If you encounter permission errors, verify that your Service Principal has the necessary grants. Common issues include:

  1. Missing catalog/schema access: Ensure you've granted USE CATALOG and USE SCHEMA permissions
  2. Insufficient table permissions: Grant appropriate permissions (SELECT, INSERT, UPDATE, DELETE) based on your operations
  3. Cluster access: Verify the Service Principal can access or create clusters for job execution

Use the SQL commands in Step 2 to resolve permission issues.
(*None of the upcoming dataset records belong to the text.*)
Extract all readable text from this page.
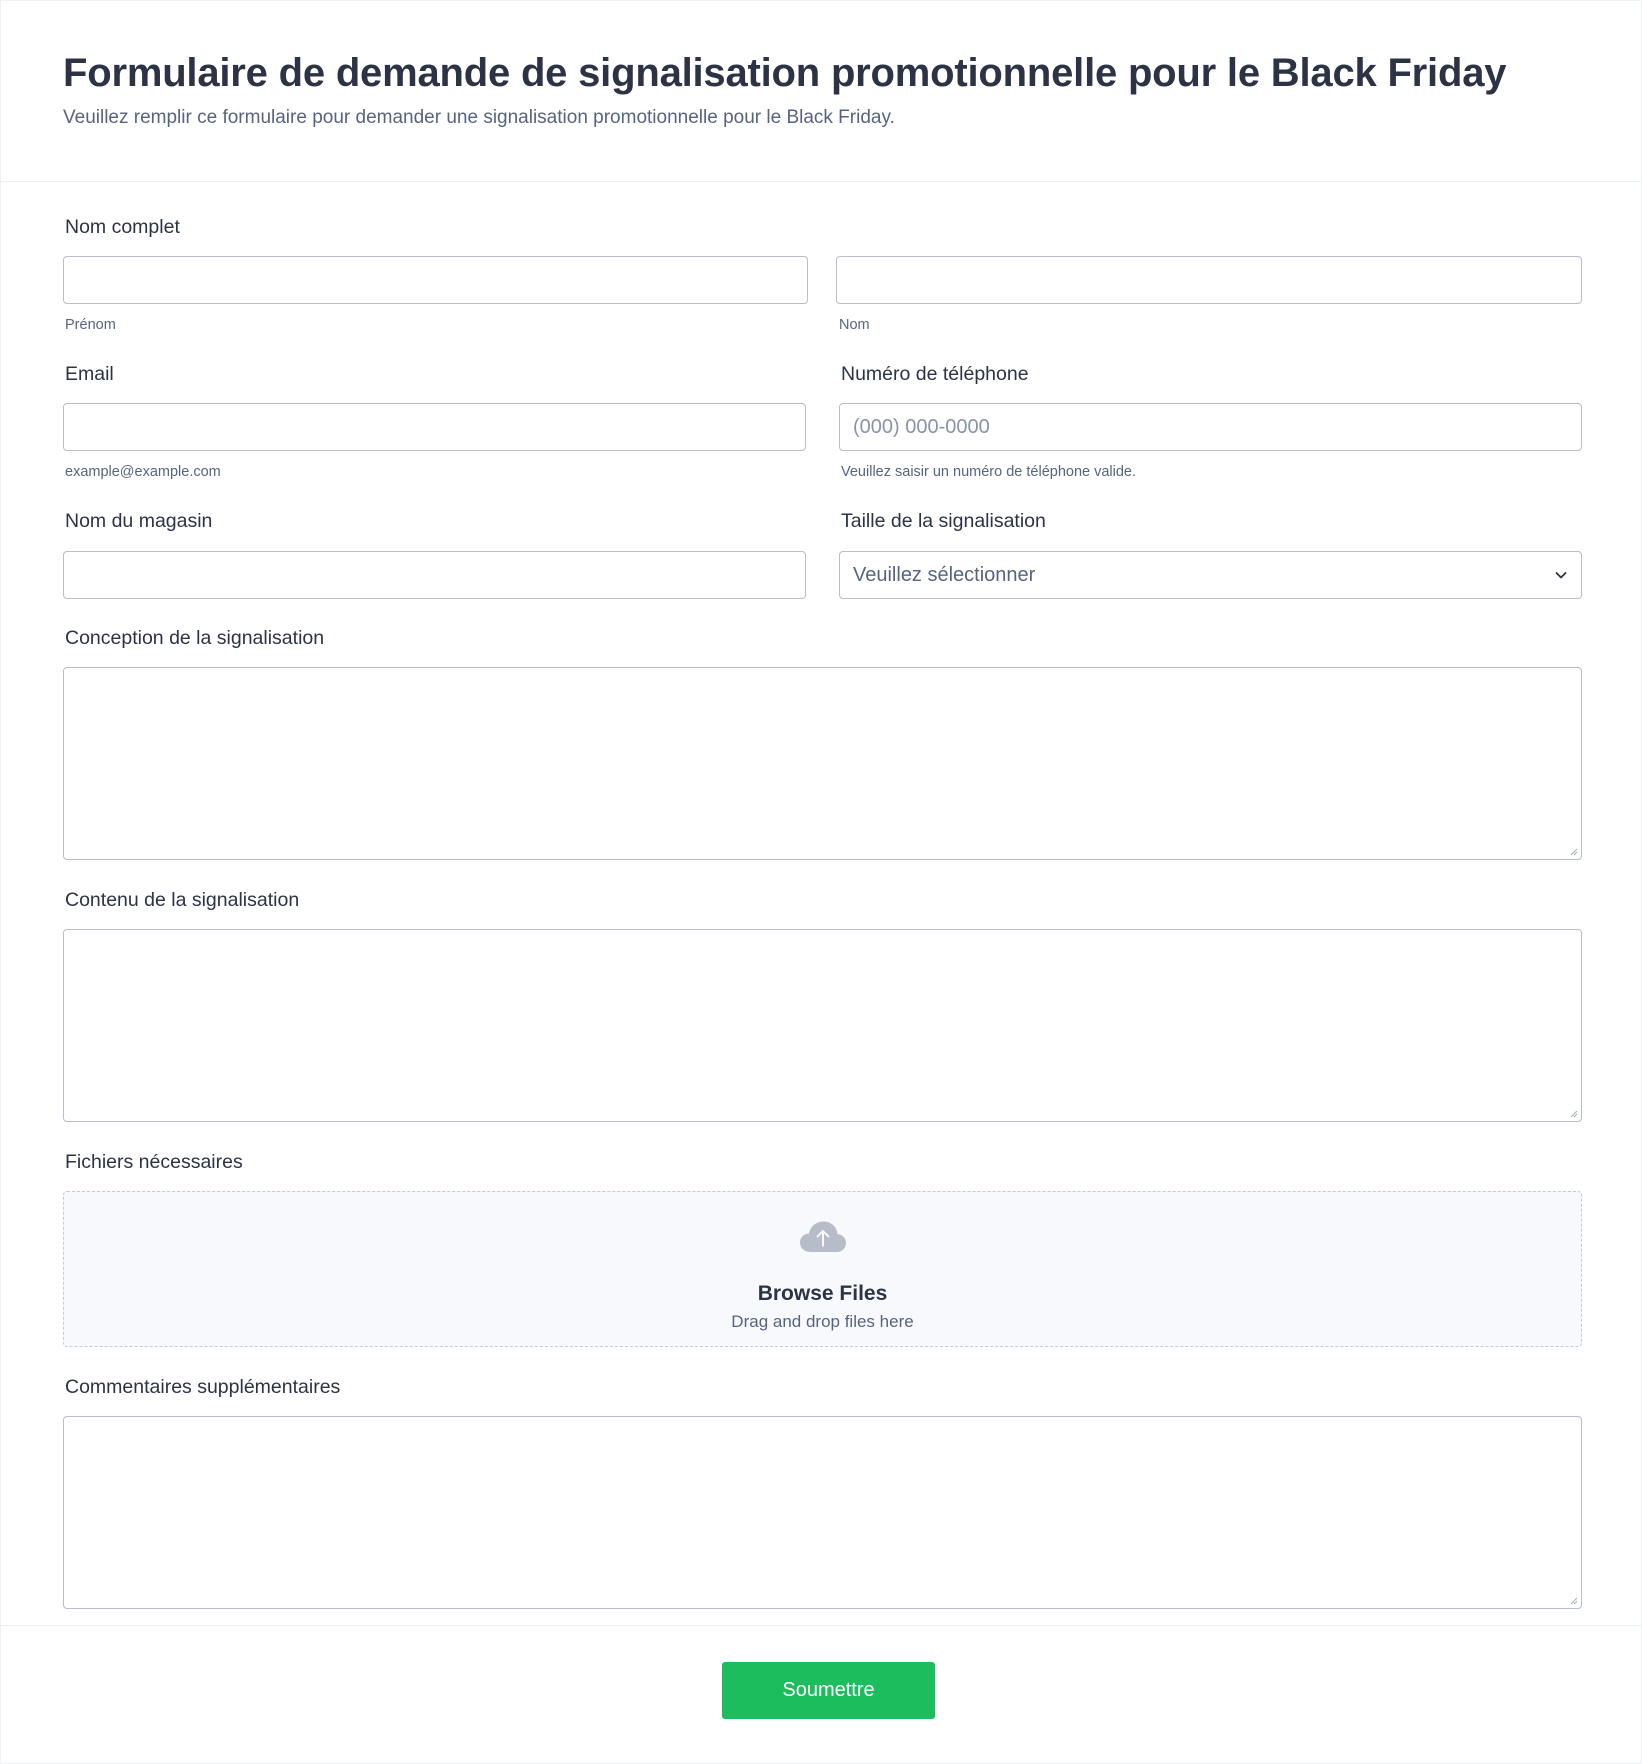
Formulaire de demande de signalisation promotionnelle pour le Black Friday

Veuillez remplir ce formulaire pour demander une signalisation promotionnelle pour le Black Friday.

Nom complet
Prénom	Nom
Email
example@example.com
Numéro de téléphone
(000) 000-0000
Veuillez saisir un numéro de téléphone valide.
Nom du magasin	Taille de la signalisation
Veuillez sélectionner
Conception de la signalisation
Contenu de la signalisation
Fichiers nécessaires
Browse Files
Drag and drop files here
Commentaires supplémentaires
Soumettre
Option B: Manual Python Development

For developers who prefer direct control, you can use Python code to interact with Databricks through the connector API from your Abstra Editor:

Example 1: Query Data

# Execute a SQL query
from abstra.connectors import run_connection_action

connection_name = "databricks-workspace"
action_name = "post_api_2.0_sql_statements"
params = {
"statement": "SELECT * FROM sales_data.production.customers LIMIT 10",
"warehouse_id": "your_warehouse_id", # specify warehouse
"catalog": "workspace",
"schema": "information_schema",
"wait_timeout": "30s",
"format": "JSON_ARRAY",
"disposition": "INLINE"
}

result = run_connection_action(connection_name, action_name, params)
print("Query results:")
print(result)

Example 2: List Clusters

# Get all clusters
from abstra.connectors import run_connection_action

connection_name = "databricks-workspace"
action_name = "get_api_2.1_clusters_list"
params = {}

clusters = run_connection_action(connection_name, action_name, params)
print("Available clusters:")
print(clusters)

Troubleshooting

Connection Issues:

  • Verify your instance URL format (should include https://)
  • Check that your Service Principal credentials are correct
  • Ensure your workspace allows API access

Permission Errors:

  • Review the SQL grant statements in Step 2
  • Verify Service Principal has appropriate workspace roles
  • Check Unity Catalog permissions if using Unity Catalog tables

Query Failures:

  • Ensure the specified warehouse/cluster is running
  • Verify table and column names exist
  • Check SQL syntax for Databricks compatibility